JAKARTA – Presiden Amerika Serikat, Donald Trump, resmi menghentikan distribusi obat-obatan dan pasokan medis yang didanai oleh Badan Pembangunan Internasional AS (USAID) ke berbagai negara miskin di dunia.
Kebijakan ini berdampak pada pasokan obat untuk Human Immunodeficiency Virus (HIV), malaria, Tuberkulosis (TBC), serta perlengkapan medis bagi bayi baru lahir.
Langkah ini merupakan bagian dari pembekuan bantuan dan pendanaan AS yang mulai diterapkan sejak Trump menjabat pada 20 Januari 2025.
Dilansir Reuters, Selasa (28/1/2025), kontraktor dan mitra USAID telah menerima instruksi resmi untuk menghentikan semua kegiatan yang berkaitan dengan pasokan medis tersebut.
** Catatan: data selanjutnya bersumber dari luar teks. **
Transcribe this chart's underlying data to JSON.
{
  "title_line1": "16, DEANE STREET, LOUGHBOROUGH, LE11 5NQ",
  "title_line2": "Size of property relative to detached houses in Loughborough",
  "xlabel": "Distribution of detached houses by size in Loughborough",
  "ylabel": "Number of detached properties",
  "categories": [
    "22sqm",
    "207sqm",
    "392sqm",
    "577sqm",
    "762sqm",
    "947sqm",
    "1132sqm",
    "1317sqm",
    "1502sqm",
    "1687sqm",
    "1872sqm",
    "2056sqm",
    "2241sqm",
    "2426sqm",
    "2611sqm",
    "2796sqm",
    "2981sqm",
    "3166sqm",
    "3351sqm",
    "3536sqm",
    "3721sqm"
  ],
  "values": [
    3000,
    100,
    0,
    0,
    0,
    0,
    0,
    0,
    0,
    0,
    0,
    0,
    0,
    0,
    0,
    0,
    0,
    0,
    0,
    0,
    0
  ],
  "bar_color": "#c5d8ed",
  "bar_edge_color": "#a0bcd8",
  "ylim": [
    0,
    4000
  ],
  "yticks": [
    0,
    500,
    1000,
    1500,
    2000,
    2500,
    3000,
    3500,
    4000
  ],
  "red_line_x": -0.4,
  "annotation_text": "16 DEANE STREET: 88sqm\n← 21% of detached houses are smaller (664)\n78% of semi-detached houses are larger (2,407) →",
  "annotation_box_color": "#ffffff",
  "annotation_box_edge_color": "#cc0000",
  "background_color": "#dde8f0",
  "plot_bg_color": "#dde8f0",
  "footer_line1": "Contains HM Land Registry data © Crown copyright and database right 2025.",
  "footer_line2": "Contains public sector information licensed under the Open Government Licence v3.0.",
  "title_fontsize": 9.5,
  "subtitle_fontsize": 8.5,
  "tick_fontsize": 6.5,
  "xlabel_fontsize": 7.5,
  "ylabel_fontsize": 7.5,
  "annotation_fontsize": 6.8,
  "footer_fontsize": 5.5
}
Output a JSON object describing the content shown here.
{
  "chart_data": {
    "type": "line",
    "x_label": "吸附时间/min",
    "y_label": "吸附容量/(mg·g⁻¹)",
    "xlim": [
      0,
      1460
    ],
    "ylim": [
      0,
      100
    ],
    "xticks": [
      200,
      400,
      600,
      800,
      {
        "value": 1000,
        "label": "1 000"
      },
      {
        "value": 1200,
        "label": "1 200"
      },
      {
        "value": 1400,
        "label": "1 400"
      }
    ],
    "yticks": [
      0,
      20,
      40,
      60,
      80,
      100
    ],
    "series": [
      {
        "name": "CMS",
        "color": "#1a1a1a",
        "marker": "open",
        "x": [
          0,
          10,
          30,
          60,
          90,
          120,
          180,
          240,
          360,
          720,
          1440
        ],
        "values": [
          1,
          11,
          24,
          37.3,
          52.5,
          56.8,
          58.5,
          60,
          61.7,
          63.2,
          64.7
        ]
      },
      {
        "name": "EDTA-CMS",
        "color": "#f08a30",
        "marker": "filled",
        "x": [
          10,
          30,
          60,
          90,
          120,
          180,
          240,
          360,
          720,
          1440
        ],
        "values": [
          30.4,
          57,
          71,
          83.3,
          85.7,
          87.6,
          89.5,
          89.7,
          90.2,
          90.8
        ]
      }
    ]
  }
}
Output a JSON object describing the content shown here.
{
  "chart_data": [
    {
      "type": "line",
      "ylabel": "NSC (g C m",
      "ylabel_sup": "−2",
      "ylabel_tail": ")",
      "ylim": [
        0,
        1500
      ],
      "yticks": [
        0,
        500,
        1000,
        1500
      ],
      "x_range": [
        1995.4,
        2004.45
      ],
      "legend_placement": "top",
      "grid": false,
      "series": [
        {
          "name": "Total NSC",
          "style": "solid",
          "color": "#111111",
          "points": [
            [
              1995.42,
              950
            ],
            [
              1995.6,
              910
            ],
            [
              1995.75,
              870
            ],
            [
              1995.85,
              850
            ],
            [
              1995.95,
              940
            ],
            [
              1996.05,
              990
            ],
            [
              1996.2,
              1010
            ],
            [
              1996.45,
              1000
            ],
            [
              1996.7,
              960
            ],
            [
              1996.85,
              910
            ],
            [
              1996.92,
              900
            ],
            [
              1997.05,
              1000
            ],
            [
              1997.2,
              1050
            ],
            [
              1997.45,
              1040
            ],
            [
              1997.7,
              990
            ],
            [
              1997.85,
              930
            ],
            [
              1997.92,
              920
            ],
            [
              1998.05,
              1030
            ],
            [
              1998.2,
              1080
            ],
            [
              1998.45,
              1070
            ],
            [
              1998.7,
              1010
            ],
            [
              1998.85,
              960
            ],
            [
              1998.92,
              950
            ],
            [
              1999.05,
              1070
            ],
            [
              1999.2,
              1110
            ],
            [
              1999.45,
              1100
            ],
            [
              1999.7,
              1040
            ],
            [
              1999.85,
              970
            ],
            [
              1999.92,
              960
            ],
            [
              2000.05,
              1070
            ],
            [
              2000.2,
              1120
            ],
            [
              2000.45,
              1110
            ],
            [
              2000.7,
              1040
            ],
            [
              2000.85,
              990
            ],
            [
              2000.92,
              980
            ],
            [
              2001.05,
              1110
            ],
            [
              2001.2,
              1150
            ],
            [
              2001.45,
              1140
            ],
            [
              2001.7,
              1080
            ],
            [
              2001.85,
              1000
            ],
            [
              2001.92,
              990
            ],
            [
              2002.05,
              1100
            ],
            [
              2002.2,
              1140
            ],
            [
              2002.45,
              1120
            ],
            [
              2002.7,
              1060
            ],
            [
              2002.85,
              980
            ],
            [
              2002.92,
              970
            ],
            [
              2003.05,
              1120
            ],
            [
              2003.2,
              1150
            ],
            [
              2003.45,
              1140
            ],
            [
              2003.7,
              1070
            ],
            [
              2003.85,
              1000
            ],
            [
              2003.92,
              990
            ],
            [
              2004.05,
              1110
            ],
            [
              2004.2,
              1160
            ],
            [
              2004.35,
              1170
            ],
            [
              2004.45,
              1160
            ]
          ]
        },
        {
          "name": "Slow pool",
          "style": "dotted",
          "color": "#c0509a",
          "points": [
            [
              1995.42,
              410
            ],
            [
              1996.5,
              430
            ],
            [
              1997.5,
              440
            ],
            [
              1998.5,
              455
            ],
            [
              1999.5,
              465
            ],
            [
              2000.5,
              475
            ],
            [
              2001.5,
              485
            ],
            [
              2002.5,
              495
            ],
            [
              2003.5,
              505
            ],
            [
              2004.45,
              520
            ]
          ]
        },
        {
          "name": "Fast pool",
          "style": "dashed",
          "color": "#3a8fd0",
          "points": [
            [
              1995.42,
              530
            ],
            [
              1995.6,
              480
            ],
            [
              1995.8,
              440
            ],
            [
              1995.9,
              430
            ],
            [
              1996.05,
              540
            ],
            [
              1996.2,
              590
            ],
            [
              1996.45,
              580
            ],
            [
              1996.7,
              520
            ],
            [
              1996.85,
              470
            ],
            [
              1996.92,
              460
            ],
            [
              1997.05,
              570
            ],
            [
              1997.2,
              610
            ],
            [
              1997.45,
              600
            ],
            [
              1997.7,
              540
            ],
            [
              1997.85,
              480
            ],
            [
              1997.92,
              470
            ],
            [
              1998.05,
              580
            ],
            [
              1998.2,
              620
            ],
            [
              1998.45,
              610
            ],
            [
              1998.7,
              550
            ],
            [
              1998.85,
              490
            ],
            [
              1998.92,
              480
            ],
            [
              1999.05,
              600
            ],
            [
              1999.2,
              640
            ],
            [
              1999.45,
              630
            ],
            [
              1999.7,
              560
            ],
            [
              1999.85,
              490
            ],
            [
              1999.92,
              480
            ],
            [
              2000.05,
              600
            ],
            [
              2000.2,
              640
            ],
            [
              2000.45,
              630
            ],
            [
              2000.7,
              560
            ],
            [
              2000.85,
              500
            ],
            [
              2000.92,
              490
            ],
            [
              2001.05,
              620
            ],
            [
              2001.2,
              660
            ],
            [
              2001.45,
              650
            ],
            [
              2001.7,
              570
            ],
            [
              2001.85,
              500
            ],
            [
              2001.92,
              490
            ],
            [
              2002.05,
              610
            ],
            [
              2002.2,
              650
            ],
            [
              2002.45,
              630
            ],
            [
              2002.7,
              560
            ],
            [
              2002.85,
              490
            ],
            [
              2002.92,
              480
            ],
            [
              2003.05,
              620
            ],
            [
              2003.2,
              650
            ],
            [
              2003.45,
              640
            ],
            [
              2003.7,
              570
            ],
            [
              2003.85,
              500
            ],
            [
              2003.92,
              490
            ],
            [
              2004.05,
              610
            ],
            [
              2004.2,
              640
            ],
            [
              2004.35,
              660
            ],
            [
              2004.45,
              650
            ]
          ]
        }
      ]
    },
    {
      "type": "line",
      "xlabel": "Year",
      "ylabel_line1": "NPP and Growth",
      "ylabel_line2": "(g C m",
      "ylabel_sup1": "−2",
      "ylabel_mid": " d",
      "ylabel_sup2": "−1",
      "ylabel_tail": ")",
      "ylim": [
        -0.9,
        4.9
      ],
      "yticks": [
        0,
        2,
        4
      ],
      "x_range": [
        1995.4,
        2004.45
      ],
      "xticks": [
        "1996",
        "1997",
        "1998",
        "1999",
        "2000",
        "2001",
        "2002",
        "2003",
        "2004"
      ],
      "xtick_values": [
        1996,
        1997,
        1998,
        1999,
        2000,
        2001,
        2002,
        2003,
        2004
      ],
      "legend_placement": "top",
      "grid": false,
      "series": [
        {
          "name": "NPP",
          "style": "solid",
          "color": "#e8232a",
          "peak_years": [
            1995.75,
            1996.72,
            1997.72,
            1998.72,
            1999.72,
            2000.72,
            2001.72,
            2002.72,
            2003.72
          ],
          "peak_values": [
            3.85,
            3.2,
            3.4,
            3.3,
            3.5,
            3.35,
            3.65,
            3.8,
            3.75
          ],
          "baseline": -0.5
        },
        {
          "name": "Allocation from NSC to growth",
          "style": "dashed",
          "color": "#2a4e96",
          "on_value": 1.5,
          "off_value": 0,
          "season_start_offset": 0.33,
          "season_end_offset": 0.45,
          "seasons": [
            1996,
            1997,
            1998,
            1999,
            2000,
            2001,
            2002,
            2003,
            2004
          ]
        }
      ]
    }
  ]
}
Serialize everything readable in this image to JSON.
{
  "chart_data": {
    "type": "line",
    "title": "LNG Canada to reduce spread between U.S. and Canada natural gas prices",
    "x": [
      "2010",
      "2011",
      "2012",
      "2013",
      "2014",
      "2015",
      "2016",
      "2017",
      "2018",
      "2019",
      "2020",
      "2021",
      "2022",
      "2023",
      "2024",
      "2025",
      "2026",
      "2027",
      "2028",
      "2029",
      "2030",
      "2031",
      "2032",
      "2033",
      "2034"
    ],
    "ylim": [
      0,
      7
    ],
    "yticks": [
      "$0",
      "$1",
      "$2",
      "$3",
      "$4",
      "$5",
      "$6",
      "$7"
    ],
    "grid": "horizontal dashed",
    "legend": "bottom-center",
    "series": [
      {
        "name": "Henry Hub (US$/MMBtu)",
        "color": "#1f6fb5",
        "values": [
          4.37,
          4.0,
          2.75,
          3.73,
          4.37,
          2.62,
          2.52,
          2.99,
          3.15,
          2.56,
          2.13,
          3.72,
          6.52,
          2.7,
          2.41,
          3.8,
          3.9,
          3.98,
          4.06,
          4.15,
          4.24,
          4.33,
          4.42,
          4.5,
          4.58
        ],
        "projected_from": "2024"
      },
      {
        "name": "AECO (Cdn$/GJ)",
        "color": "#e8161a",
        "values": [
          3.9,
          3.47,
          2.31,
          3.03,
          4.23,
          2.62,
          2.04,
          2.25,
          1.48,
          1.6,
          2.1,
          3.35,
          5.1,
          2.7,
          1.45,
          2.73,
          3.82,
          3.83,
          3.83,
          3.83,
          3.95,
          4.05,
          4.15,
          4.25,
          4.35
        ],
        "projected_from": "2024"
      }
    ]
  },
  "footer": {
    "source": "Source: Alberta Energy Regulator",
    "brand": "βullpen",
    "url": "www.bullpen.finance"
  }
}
Salah satu memo pemberhentian dikirim ke Chemonics, perusahaan konsultan AS yang bekerja sama dengan USAID dalam penyediaan obat-obatan penting ke berbagai negara.
Mantan pejabat USAID mengungkapkan bahwa penghentian ini mencakup distribusi obat untuk HIV, malaria, TBC, kontrasepsi, serta pasokan kesehatan ibu dan anak.
“Ini adalah bencana besar. Sumbangan pasokan obat telah membuat 20 juta orang yang hidup dengan HIV tetap hidup. Itu berhenti hari ini,” kata Atul Gawande, mantan kepala kesehatan global di USAID yang baru saja meninggalkan jabatannya, dikutip dari Kompas.
Ia memperingatkan bahwa penghentian ini akan menyebabkan pasien kehilangan akses pengobatan, berisiko jatuh sakit, dan dalam kasus HIV, meningkatkan potensi penyebaran virus ke orang lain.
Selain itu, munculnya strain virus yang resisten terhadap obat bisa menjadi ancaman kesehatan global.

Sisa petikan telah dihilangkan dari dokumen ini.